Wer sich ernsthaft auf ein Tagebuch einlässt, wird für seine neue Tätigkeit als Hobbyschreiber auch belohnt. Haben wir erst einmal eine gute Selbstreflexion entwickelt, fällt es uns sicherlich leichter, Entscheidungen zu treffen. Wenn ich etwa die Entscheidung treffen muss, ob ich beruflich noch auf dem richtigen Weg bin, kann ich mein Tagebuch als Ratgeber zur Seite nehmen. Dann blättere ich durch die zahlreichen, vollgeschrieben Seiten und begebe mich auf eine kleine Zeitreise: Wie erging es mir in der vergangenen Woche mit meinem aktuellen Job, was dachte ich vor drei Monaten darüber?
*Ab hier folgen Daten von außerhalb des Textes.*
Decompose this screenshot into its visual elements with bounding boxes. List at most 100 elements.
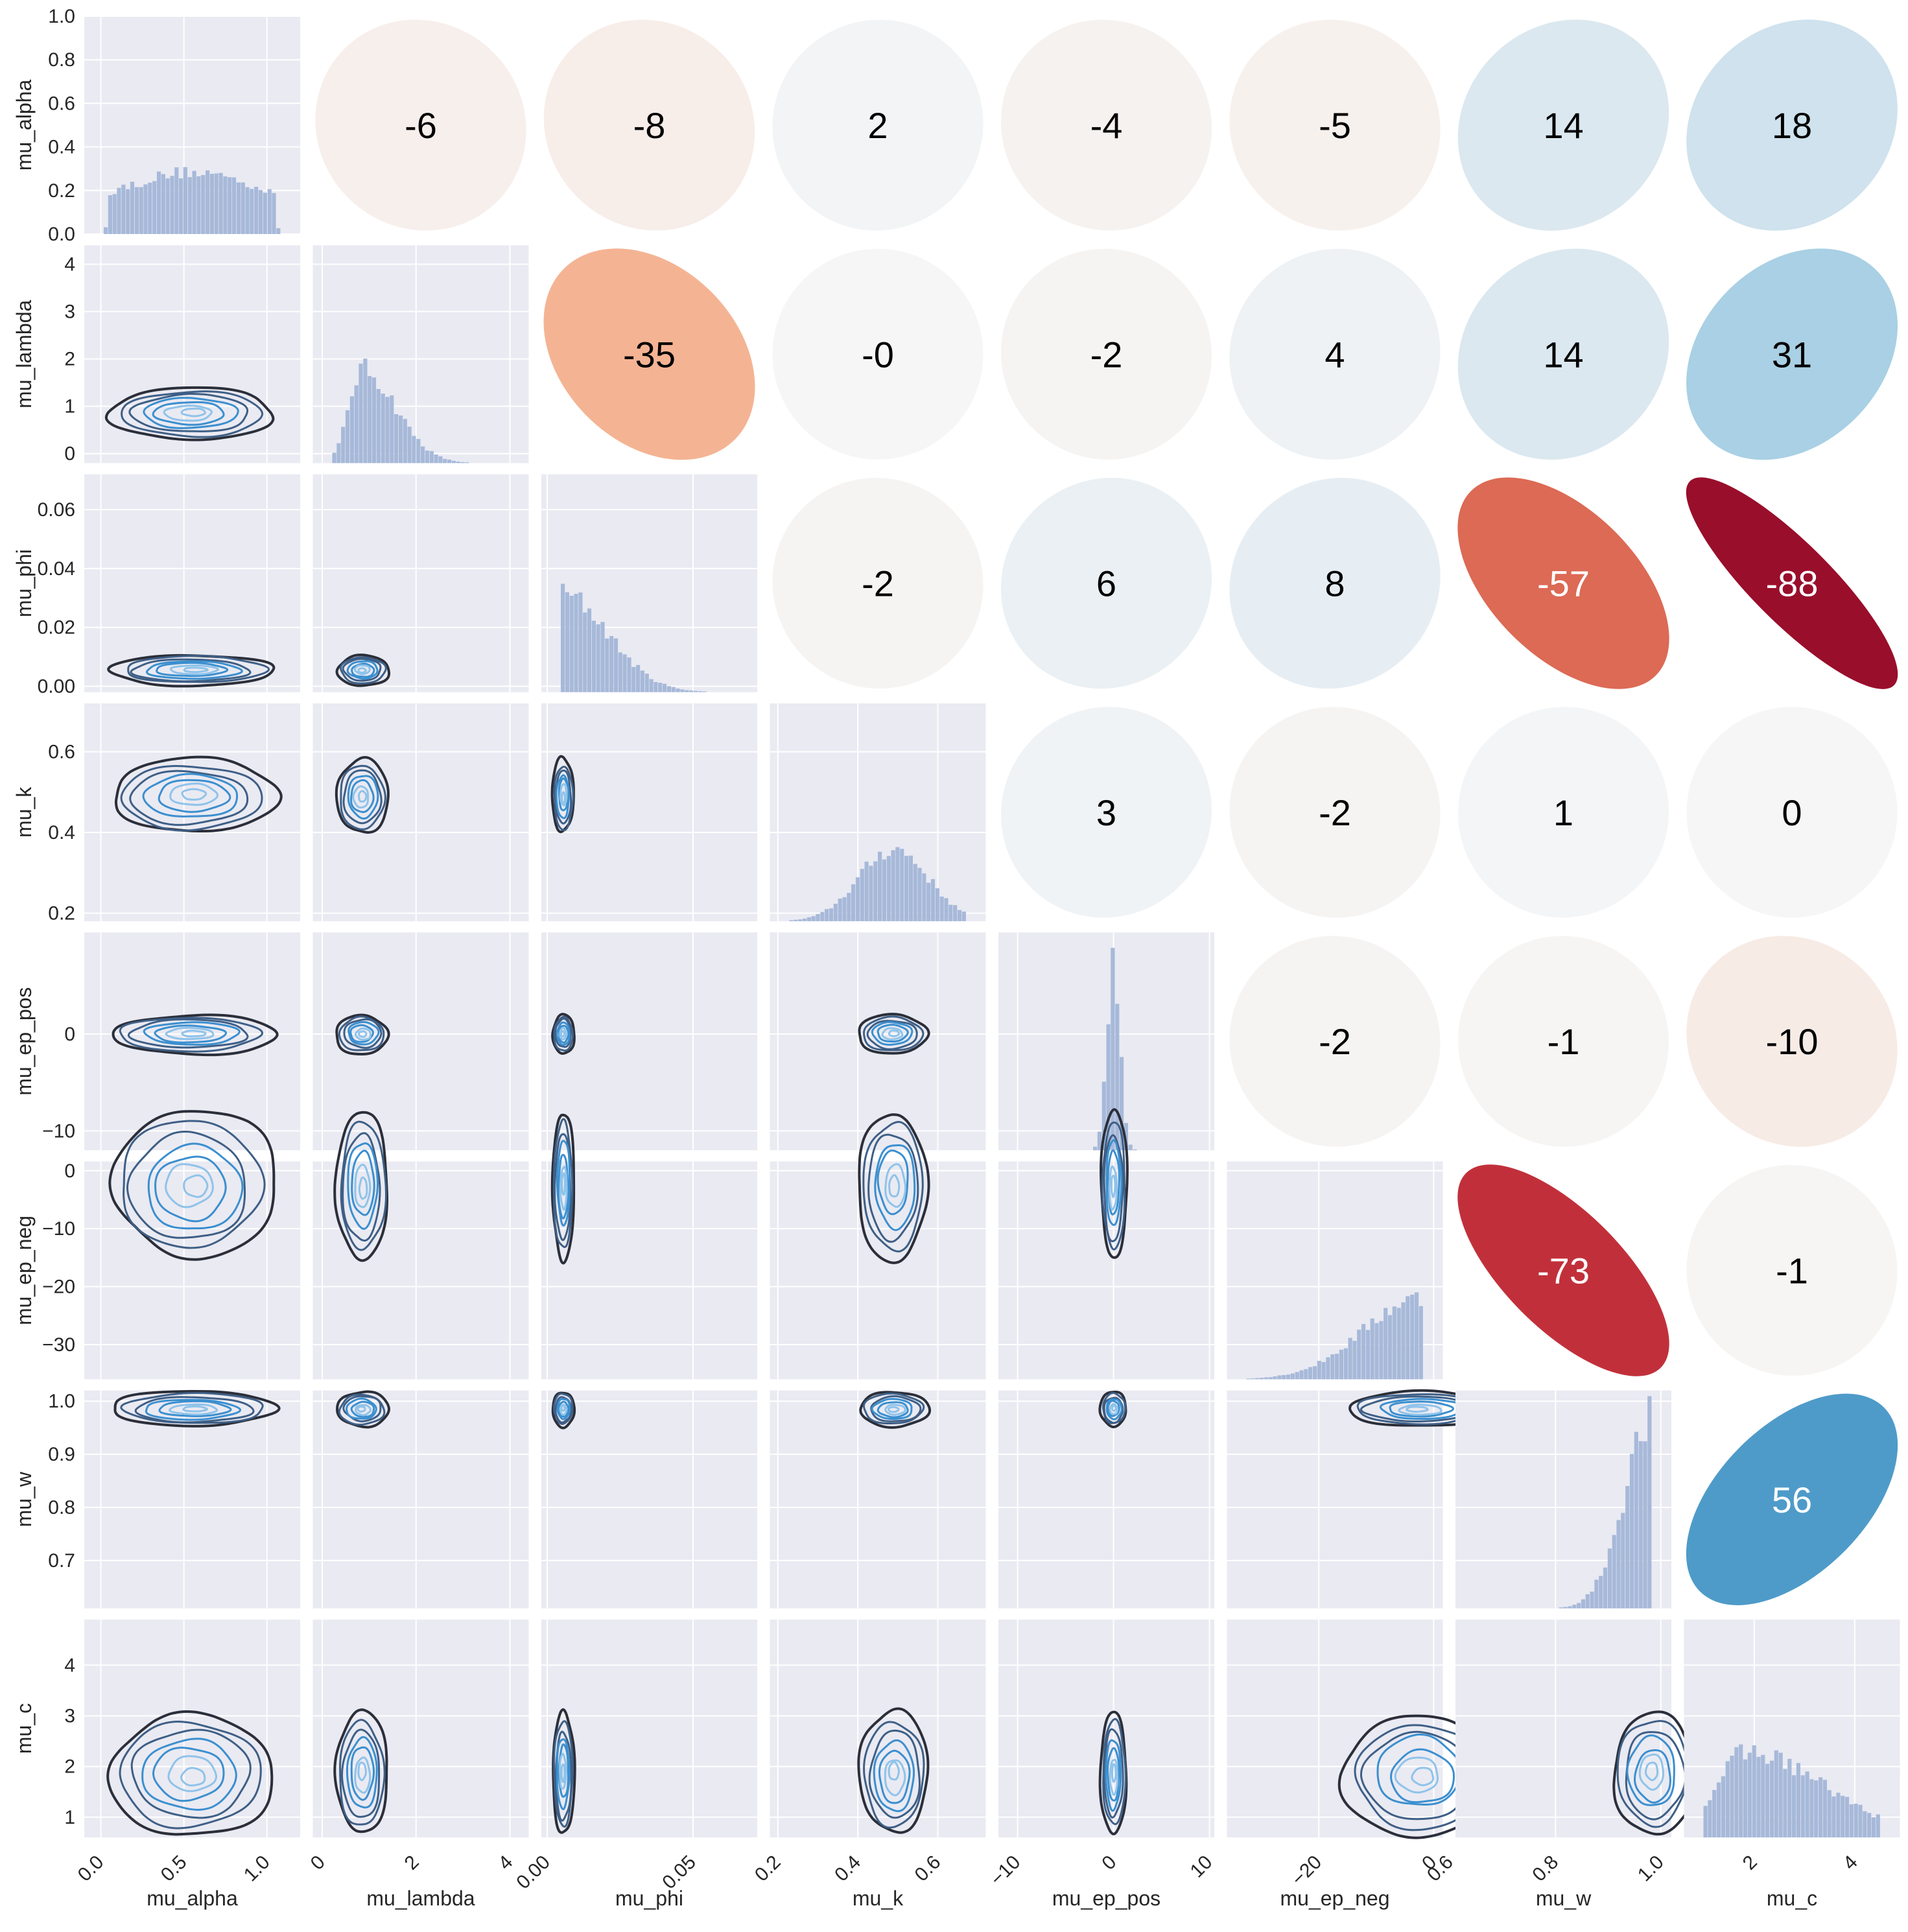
kde-contours: [858, 1113, 930, 1264]
y-tick-label: 0: [64, 443, 75, 465]
kde-contour: [357, 790, 368, 803]
kde-contour: [107, 654, 276, 688]
y-tick-label: 3: [64, 1706, 75, 1727]
y-tick-label: 0.00: [38, 676, 75, 698]
histogram-bar: [1290, 1373, 1295, 1380]
kde-contour: [340, 1728, 381, 1818]
correlation-ellipse: [543, 248, 755, 460]
histogram-bar: [1401, 1302, 1406, 1380]
kde-contour: [559, 1404, 568, 1416]
histogram-bar: [394, 414, 399, 464]
kde-contour: [1394, 1756, 1439, 1794]
y-tick-label: −30: [42, 1334, 75, 1356]
histogram-bar: [1876, 1814, 1880, 1838]
kde-panel: [1227, 1620, 1443, 1838]
kde-contour: [1644, 1761, 1659, 1782]
histogram-bar: [421, 446, 425, 464]
histogram-bar: [878, 851, 882, 921]
kde-contour: [1098, 1390, 1127, 1429]
histogram-bar: [1419, 1306, 1423, 1380]
histogram-bar: [1603, 1567, 1608, 1608]
histogram-bar: [1568, 1606, 1572, 1608]
kde-contour: [862, 1121, 924, 1253]
kde-contour: [556, 1738, 571, 1811]
correlation-label: -2: [1319, 792, 1351, 833]
histogram-bar: [183, 167, 187, 234]
kde-contour: [167, 1755, 218, 1793]
histogram-bar: [1616, 1520, 1621, 1608]
kde-contour: [143, 1021, 241, 1046]
histogram-bar: [1822, 1780, 1827, 1838]
histogram-bar: [214, 173, 218, 234]
kde-contour: [340, 764, 386, 831]
correlation-cell: -0: [772, 248, 983, 460]
histogram-panel: [541, 474, 757, 692]
correlation-ellipse: [1686, 707, 1898, 918]
histogram-bar: [1800, 1775, 1805, 1838]
kde-contour: [145, 660, 243, 680]
kde-contour: [561, 791, 566, 804]
kde-contour: [560, 1763, 566, 1784]
histogram-bar: [693, 690, 698, 692]
kde-contour: [169, 1403, 218, 1416]
kde-contour: [351, 1149, 375, 1216]
correlation-ellipse: [1457, 707, 1669, 918]
y-tick-label: 0.2: [48, 902, 75, 924]
histogram-bar: [957, 910, 962, 921]
histogram-bar: [605, 638, 609, 692]
kde-contour: [333, 1111, 389, 1262]
histogram-bar: [354, 385, 359, 464]
y-tick-label: 0: [64, 1024, 75, 1045]
y-tick-label: 0.6: [48, 742, 75, 763]
y-tick-label: 0.9: [48, 1444, 75, 1465]
y-tick-label: 0.2: [48, 180, 75, 202]
y-tick-label: −10: [42, 1120, 75, 1142]
correlation-cell: -2: [1229, 936, 1441, 1147]
kde-contour: [357, 667, 367, 674]
histogram-bar: [165, 178, 170, 234]
correlation-ellipse: [1457, 1164, 1669, 1376]
y-tick-label: 0: [64, 1160, 75, 1182]
histogram-bar: [1559, 1607, 1563, 1608]
y-tick-label: 0.04: [38, 558, 75, 580]
histogram-bar: [174, 167, 179, 234]
y-axis-label: mu_c: [12, 1703, 36, 1754]
kde-contour: [130, 658, 252, 683]
histogram-bar: [676, 689, 680, 692]
kde-contour: [554, 1017, 572, 1048]
histogram-bar: [565, 592, 569, 692]
kde-contour: [333, 1708, 388, 1833]
correlation-ellipse: [1457, 248, 1669, 460]
kde-contour: [350, 1746, 375, 1801]
histogram-bar: [263, 193, 267, 234]
kde-contour: [1105, 1398, 1123, 1420]
y-axis-label: mu_phi: [12, 549, 36, 617]
histogram-panel: [312, 245, 529, 464]
histogram-bar: [847, 893, 851, 921]
kde-contour: [884, 1163, 907, 1208]
correlation-cell: -8: [543, 19, 755, 231]
kde-contour: [552, 1708, 576, 1834]
kde-contour: [127, 654, 270, 683]
histogram-bar: [1625, 1486, 1630, 1608]
kde-contour: [556, 1398, 571, 1420]
kde-panel: [541, 1620, 757, 1838]
y-tick-label: 0.7: [48, 1550, 75, 1572]
histogram-bar: [1849, 1804, 1854, 1838]
kde-contour: [858, 1113, 930, 1264]
histogram-bar: [1352, 1341, 1357, 1380]
histogram-bar: [332, 453, 336, 464]
histogram-bar: [873, 861, 878, 921]
histogram-bar: [833, 904, 838, 921]
kde-contours: [550, 1113, 576, 1265]
histogram-bar: [192, 171, 196, 234]
histogram-bar: [689, 690, 694, 692]
histogram-bar: [130, 182, 135, 234]
histogram-bar: [112, 194, 117, 234]
y-tick-label: 4: [64, 254, 75, 276]
kde-contour: [559, 1027, 567, 1041]
histogram-bar: [1792, 1775, 1796, 1838]
histogram-bar: [895, 847, 900, 921]
y-tick-label: 1: [64, 1807, 75, 1828]
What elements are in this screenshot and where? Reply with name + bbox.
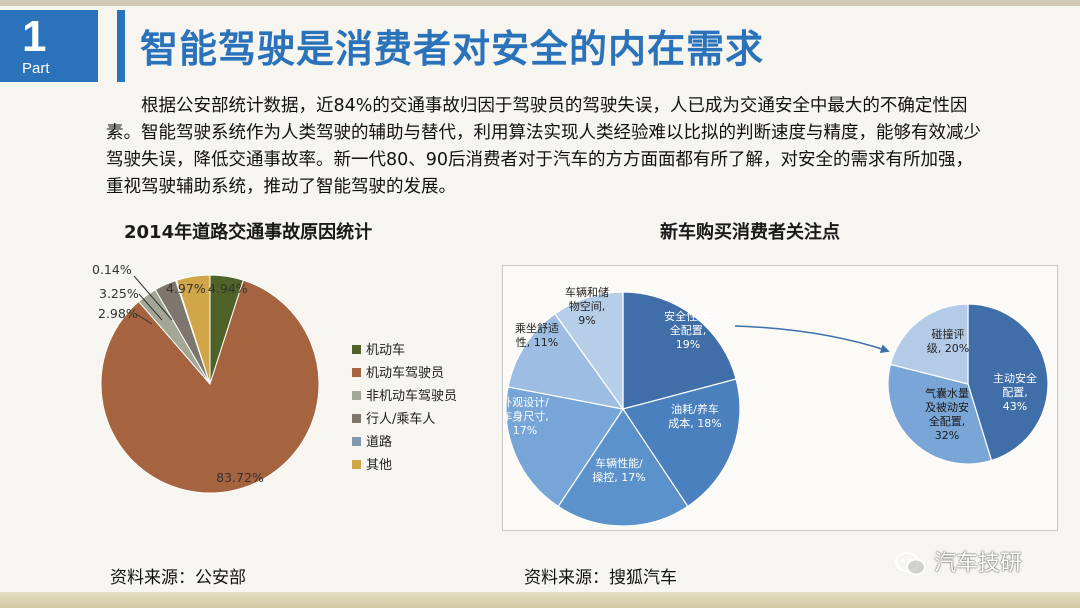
slice-data-label-4: 0.14% <box>92 262 132 277</box>
slice-data-label-3: 3.25% <box>99 286 139 301</box>
small-slice-label-1-1: 及被动安 <box>925 400 969 414</box>
top-rule <box>0 0 1080 6</box>
small-slice-label-0-1: 配置, <box>1002 386 1028 399</box>
right-chart-title: 新车购买消费者关注点 <box>660 222 840 243</box>
slice-label-4-0: 乘坐舒适 <box>515 321 559 335</box>
small-slice-label-0-2: 43% <box>1003 400 1027 413</box>
slice-label-4-1: 性, 11% <box>516 335 558 349</box>
watermark: 汽车技研 <box>894 545 1022 578</box>
pie-slice-0 <box>622 291 737 410</box>
slice-data-label-5: 4.97% <box>166 281 206 296</box>
page-title: 智能驾驶是消费者对安全的内在需求 <box>140 27 765 71</box>
legend-swatch-3 <box>352 414 361 423</box>
slice-label-5-1: 物空间, <box>569 299 606 313</box>
small-slice-label-1-0: 气囊水量 <box>925 386 969 400</box>
slice-label-5-0: 车辆和储 <box>565 285 609 299</box>
slice-label-3-1: 车身尺寸, <box>503 409 549 423</box>
pie-slice-5 <box>554 291 624 411</box>
part-label: Part <box>22 60 50 77</box>
slice-label-2-0: 车辆性能/ <box>595 456 643 470</box>
slice-label-1-0: 油耗/养车 <box>671 402 719 416</box>
legend-label-4: 道路 <box>366 434 392 450</box>
pie-slice-1 <box>100 279 320 494</box>
drilldown-arrow <box>734 325 890 353</box>
legend-label-3: 行人/乘车人 <box>366 411 435 427</box>
legend-swatch-0 <box>352 345 361 354</box>
title-accent-bar <box>117 10 125 82</box>
part-number: 1 <box>22 12 47 61</box>
leader-line-2 <box>135 313 153 325</box>
bottom-band <box>0 592 1080 608</box>
slice-label-2-1: 操控, 17% <box>592 470 645 484</box>
slice-label-3-0: 外观设计/ <box>503 396 549 409</box>
pie-slice-2 <box>889 303 969 385</box>
pie-slice-5 <box>175 274 211 385</box>
accident-cause-pie-chart: 4.94% 83.72% 2.98% 3.25% 0.14% 4.97% 机动车机动车驾驶员… <box>92 262 457 494</box>
consumer-focus-panel: 安全性/安 全配置, 19% 油耗/养车 成本, 18% 车辆性能/操控, 17% 外观设计… <box>501 265 1058 531</box>
legend-swatch-1 <box>352 368 361 377</box>
pie-slice-3 <box>505 386 624 508</box>
source-left: 资料来源：公安部 <box>110 568 246 588</box>
slice-label-0-0: 安全性/安 <box>664 309 712 323</box>
leader-line-1 <box>138 293 163 321</box>
small-slice-label-2-0: 碰撞评 <box>932 327 965 341</box>
pie-slice-4 <box>507 313 625 410</box>
legend-swatch-4 <box>352 437 361 446</box>
body-paragraph: 根据公安部统计数据，近84%的交通事故归因于驾驶员的驾驶失误，人已成为交通安全中… <box>106 96 981 197</box>
slice-data-label-2: 2.98% <box>98 306 138 321</box>
legend-label-1: 机动车驾驶员 <box>366 365 444 381</box>
slice-label-5-2: 9% <box>578 314 595 327</box>
leader-line-0 <box>133 275 173 321</box>
legend-label-2: 非机动车驾驶员 <box>366 388 457 404</box>
slice-label-0-1: 全配置, <box>670 323 707 337</box>
legend-label-5: 其他 <box>366 458 392 473</box>
small-slice-label-1-2: 全配置, <box>929 414 966 428</box>
slice-label-1-1: 成本, 18% <box>668 416 721 430</box>
pie-slice-0 <box>967 303 1049 462</box>
legend-swatch-2 <box>352 391 361 400</box>
watermark-text: 汽车技研 <box>934 551 1023 576</box>
wechat-icon <box>895 552 926 576</box>
slice-data-label-1: 83.72% <box>216 470 264 485</box>
legend-label-0: 机动车 <box>366 342 405 358</box>
pie-slice-1 <box>887 363 993 465</box>
left-chart-title: 2014年道路交通事故原因统计 <box>124 222 373 243</box>
small-slice-label-0-0: 主动安全 <box>993 371 1037 385</box>
pie-slice-2 <box>557 407 689 527</box>
part-badge: 1 Part <box>0 10 98 82</box>
slice-label-3-2: 17% <box>513 424 537 437</box>
slice-label-0-2: 19% <box>676 338 700 351</box>
small-slice-label-1-3: 32% <box>935 429 959 442</box>
legend-swatch-5 <box>352 460 361 469</box>
slice-data-label-0: 4.94% <box>208 281 248 296</box>
source-right: 资料来源：搜狐汽车 <box>524 568 677 588</box>
small-slice-label-2-1: 级, 20% <box>927 342 969 355</box>
pie-slice-1 <box>622 378 741 508</box>
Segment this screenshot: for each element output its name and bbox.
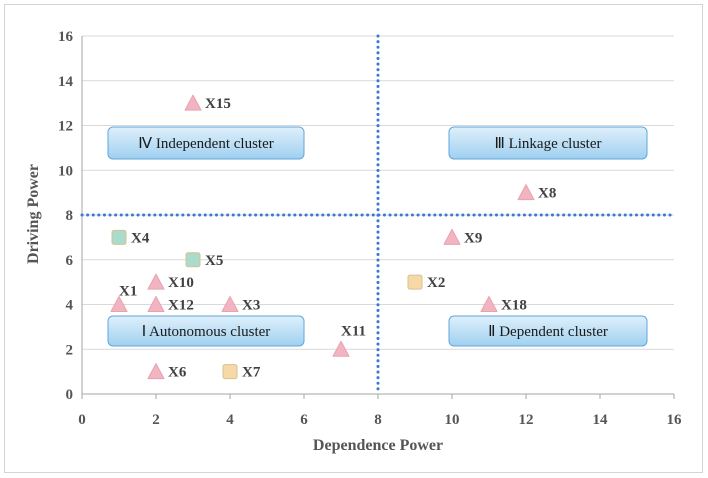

Ging es mir vielleicht besser, als ich etwas vollkommen anderes getan habe? War ich damals glücklicher? All diese Fragen sind ohne Tagebuch im Nachhinein manchmal schwer zu beantworten. Im Laufe der Zeit verändern sich unsere Erinnerungen ja auch. Manches betrachten wir verklärt, manche Dinge dramatisieren wir dagegen unnötig. Das Tagebuch erlaubt mir jederzeit, einen Blick auf das „Ich“meiner Vergangenheit und die Art und Weise zu werfen, wie sich dieses Ich in den jeweiligen Momenten gefühlt hat.
Hat man sich also dazu durchgerungen, ein Tagebuch gewissenhaft und ehrlich zu führen, wird es tatsächlich zu einem engen Vertrauten, der in schwierigen Situationen mit Rat zur Seite stehen kann. Wer sich den möglichen positiven Auswirkungen eines Tagebuches bewusst ist, sollte nur noch den Fehler vermeiden, sich selbst durch das Tagebuch beeinflussen zu wollen. Schließlich haben wir eine bestimmte Vorstellung davon, wie unsere Zukunft verlaufen soll – ignorieren dafür die Faktoren, die gegen diese Idee sprechen. Dies kann dazu verleiten, Texte in dem kleinen Büchlein so zu formulieren, dass sie uns später in dem erstrebten Plan bestärken. Am besten ist es also, gar nicht erst über die Zukunft nachzudenken, sondern einfach den Moment des Schreibens zu genießen und Gefühle und Gedanken ungefiltert herauszulassen.
Das Tagebuch ist in gewisser Weise wie ein Spiegel, der den Blick schärfen kann.
Es wird zu einem engen Ver trauten, der dir mit Rat zur Seite stehen kann.